Maybe it’s the fact I grew up during the Vietnam War but I’m a fan of many of the movies about it. Apocalypse Now, Francis Ford Coppola’s adaptation of Joseph Conrad’s Heart of Darkness in the setting of that war, is a classic. I’m not alone in that opinion.
Rotten Tomatoes’ critics give American Beauty 98 percent on its “Tomatometer,” while other critics give it a 90 percent. It won the Golden Palm at the 1979 Cannes Film Festival. In the U.S., it was nominated for best picture at both the 1980 Oscars and the 1980 Golden Globes (losing in both instances to Kramer vs. Kramer). With the advantage of more perspective, it currently ranks 36th on IMDB’s Top 250. It was 28th in the American Film Institute’s 1998 list of America’s 100 Greatest Movies and dropped only to 30th when that list was updated 10 years later.
Apocalypse Now scores with me for several reasons. Perhaps most important is that it is as real — and surreal — as our nation’s experience in the war. Briefly stated, Martin Sheen plays an American captain who travels upriver on a patrol boat into Cambodia to “terminate with extreme prejudice,” i.e., assassinate, a rogue American colonel. As for reality, we see how the characters, particularly Martin Sheen and Marlon Brando, slide from normality to madness. We see how the havoc of war can produce a devolution into barbarity and can make the abnormal normal.

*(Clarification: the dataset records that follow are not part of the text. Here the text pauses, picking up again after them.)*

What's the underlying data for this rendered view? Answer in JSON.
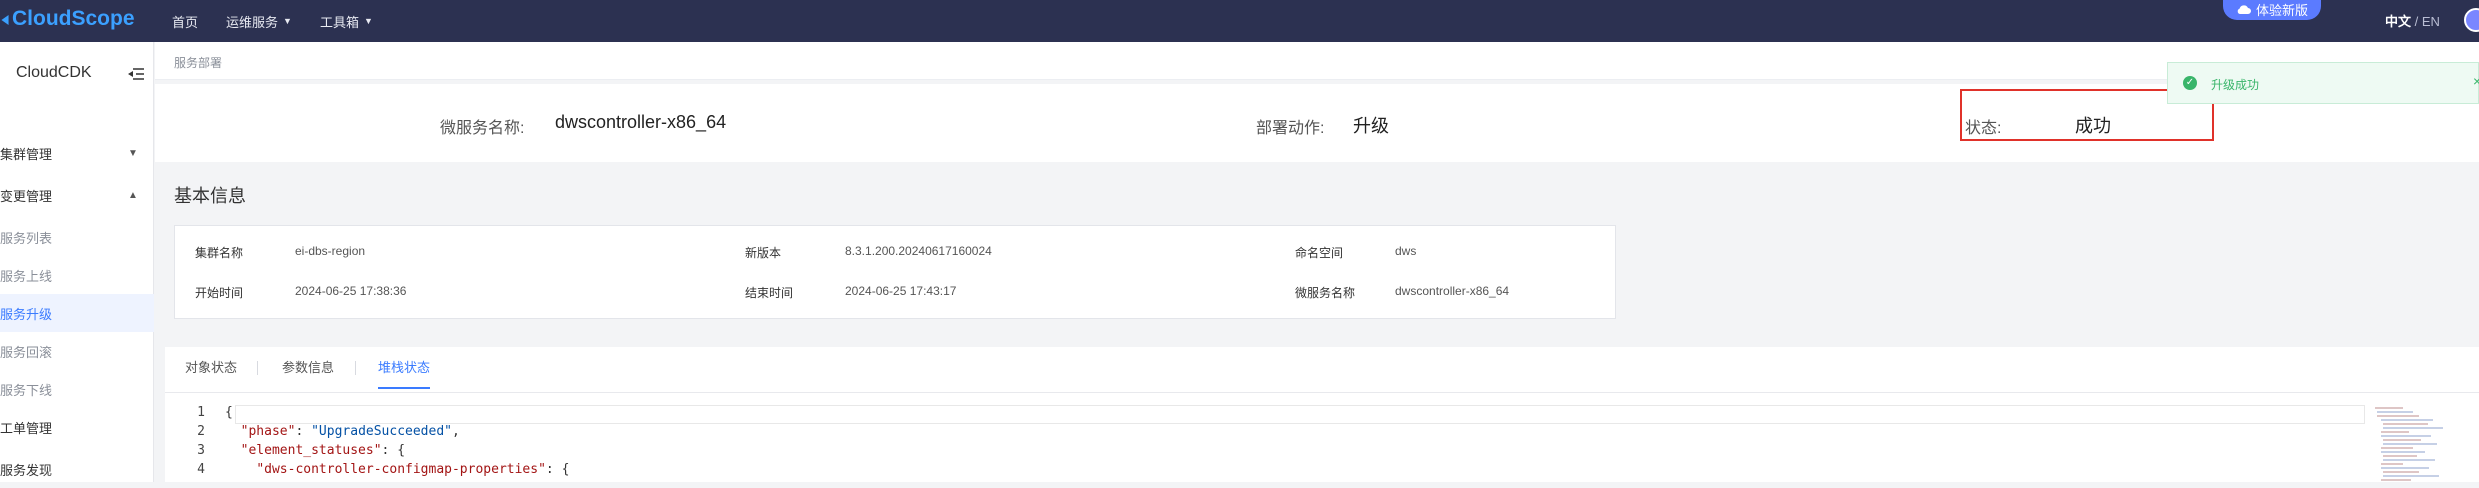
{
  "topbar": {
    "logo": "CloudScope",
    "nav": [
      {
        "label": "首页",
        "dropdown": false
      },
      {
        "label": "运维服务",
        "dropdown": true
      },
      {
        "label": "工具箱",
        "dropdown": true
      }
    ],
    "experience_btn": "体验新版",
    "lang_active": "中文",
    "lang_sep": "/",
    "lang_other": "EN"
  },
  "sidebar": {
    "title": "CloudCDK",
    "groups": [
      {
        "label": "集群管理",
        "expanded": false
      },
      {
        "label": "变更管理",
        "expanded": true
      }
    ],
    "sub_items": [
      {
        "label": "服务列表",
        "active": false
      },
      {
        "label": "服务上线",
        "active": false
      },
      {
        "label": "服务升级",
        "active": true
      },
      {
        "label": "服务回滚",
        "active": false
      },
      {
        "label": "服务下线",
        "active": false
      }
    ],
    "other_items": [
      {
        "label": "工单管理"
      },
      {
        "label": "服务发现"
      }
    ]
  },
  "breadcrumb": "服务部署",
  "summary": {
    "service_name_label": "微服务名称:",
    "service_name": "dwscontroller-x86_64",
    "action_label": "部署动作:",
    "action": "升级",
    "status_label": "状态:",
    "status": "成功"
  },
  "basic_info": {
    "title": "基本信息",
    "fields": [
      {
        "label": "集群名称",
        "value": "ei-dbs-region"
      },
      {
        "label": "新版本",
        "value": "8.3.1.200.20240617160024"
      },
      {
        "label": "命名空间",
        "value": "dws"
      },
      {
        "label": "开始时间",
        "value": "2024-06-25 17:38:36"
      },
      {
        "label": "结束时间",
        "value": "2024-06-25 17:43:17"
      },
      {
        "label": "微服务名称",
        "value": "dwscontroller-x86_64"
      }
    ]
  },
  "tabs": [
    {
      "label": "对象状态",
      "active": false
    },
    {
      "label": "参数信息",
      "active": false
    },
    {
      "label": "堆栈状态",
      "active": true
    }
  ],
  "code_lines": [
    {
      "n": "1",
      "text": "{"
    },
    {
      "n": "2",
      "key": "\"phase\"",
      "sep": ": ",
      "val": "\"UpgradeSucceeded\"",
      "end": ","
    },
    {
      "n": "3",
      "key": "\"element_statuses\"",
      "sep": ": ",
      "val": "",
      "end": "{"
    },
    {
      "n": "4",
      "key": "\"dws-controller-configmap-properties\"",
      "sep": ": ",
      "val": "",
      "end": "{"
    }
  ],
  "toast": {
    "message": "升级成功",
    "close": "×"
  },
  "colors": {
    "topbar": "#2c3151",
    "accent": "#3a7bff",
    "logo": "#3ba0ff",
    "success": "#39b56a",
    "highlight_box": "#e0322a"
  }
}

The surreal aspects illustrate the rupture in the American psyche of the times, a rupture to which the war significantly contributed. We have the U.S. military out to kill one of its own. We have Air Calvary helicopter squads launching an attack so the commander can surf at a marvelous beach with a world-class surfer who is on the patrol boat (a sequence the includes the unforgettable line, “I love the smell of napalm in the morning”). We have chaos erupting as a Playboy bunnies are brought in to entertain the troops. We have a near psychedelic portrayal of a continuing battle between the U.S. and North Vietnamese trying to destroy and rebuild the same bridge. There is a common theme — the mission — but it and all around it seem fractured.
And just as the Vietnam War was a catastrophe for the American psyche, the making of Apocalypse Now was the same for the filmmaker and crew. Storms, lack of money and even a nervous breakdown. How many classic movies themselves spawn an exceptional documentary about the making of the film?
Apocalypse Now is far more than a war movie. It is a visual compendium of an entire era of American history that is as strong today as when first released 30 years ago.
We train young men to drop fire on people. But their commanders won’t allow them to write “fuck” on their airplanes because it’s obscene!